The coalition-building politics of a nine-person group can have many permutations, but the crucial opinion in this case was that of the Reagan appointee, Justice Sandra O'Connor. She said that despite appearances, the court is "in accord" on certain "core principles," including these: valid affirmative action need not be limited to correcting "specific instances of individual discrimination"; and a public employer may implement remedial affirmative action that does not do "disproportionate" harm to the interests of the innocent or "unnecessarily" trammel their rights.
What constitutes "proportionate" harm and "necessary" trammeling? Stay tuned for the cases this case will cause.
One case may bounce right back from Jackson, Mich. Four dissenting justices (Blackmun, Brennan, Marshall, Stevens) said the Jackson plan was constitutional.
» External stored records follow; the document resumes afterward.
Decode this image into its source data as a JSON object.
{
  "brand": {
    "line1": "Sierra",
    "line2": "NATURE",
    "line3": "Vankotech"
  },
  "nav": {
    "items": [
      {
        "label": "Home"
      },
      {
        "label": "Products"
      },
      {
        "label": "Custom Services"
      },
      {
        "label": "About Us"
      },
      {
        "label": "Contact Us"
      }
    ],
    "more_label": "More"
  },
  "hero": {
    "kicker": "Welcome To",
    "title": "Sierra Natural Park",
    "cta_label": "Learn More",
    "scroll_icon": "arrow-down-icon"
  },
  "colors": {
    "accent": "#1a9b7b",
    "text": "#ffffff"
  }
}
Powell made much of the fact that racial quotas in layoffs are more burdensome to innocent victims than are racial hiring quotas, the burdens of which are "diffused" among society generally. O'Connor, in the middle, intimated that a race-conscious policy might pass muster with her if it linked "the percentage of qualified blacks on a school's teaching staff and the percentage of qualified minorities in the relevant the community's labor pool." Jackson may consider that an invitation to try again.
However confusing the welter of opinions in this case is, the case has semi-decisively made something somewhat clear: the court will circumscribe but will never proscribe reverse discrimination.
The court has reached what O'Connor calls ''a degree of unanimity.'' Obliquely and confusingly but unmistakably, the court has carved out an exception to the central principle of liberal democracy. That principle is that rights inhere in individuals, not in favored groups. So the civil-rights movement will continue to concentrate on constructing a racial spoils system, getting government to accord special rights to certain minorities.
What is the signal from the court? The court is not waving, it is drowning. It is drowning in the work it cannot stop making for itself. This is the work of manufacturing criteria for judging constitutionally sanitary "race-conscious" policies, the work of reconciling "equal protection" with reverse discrimination.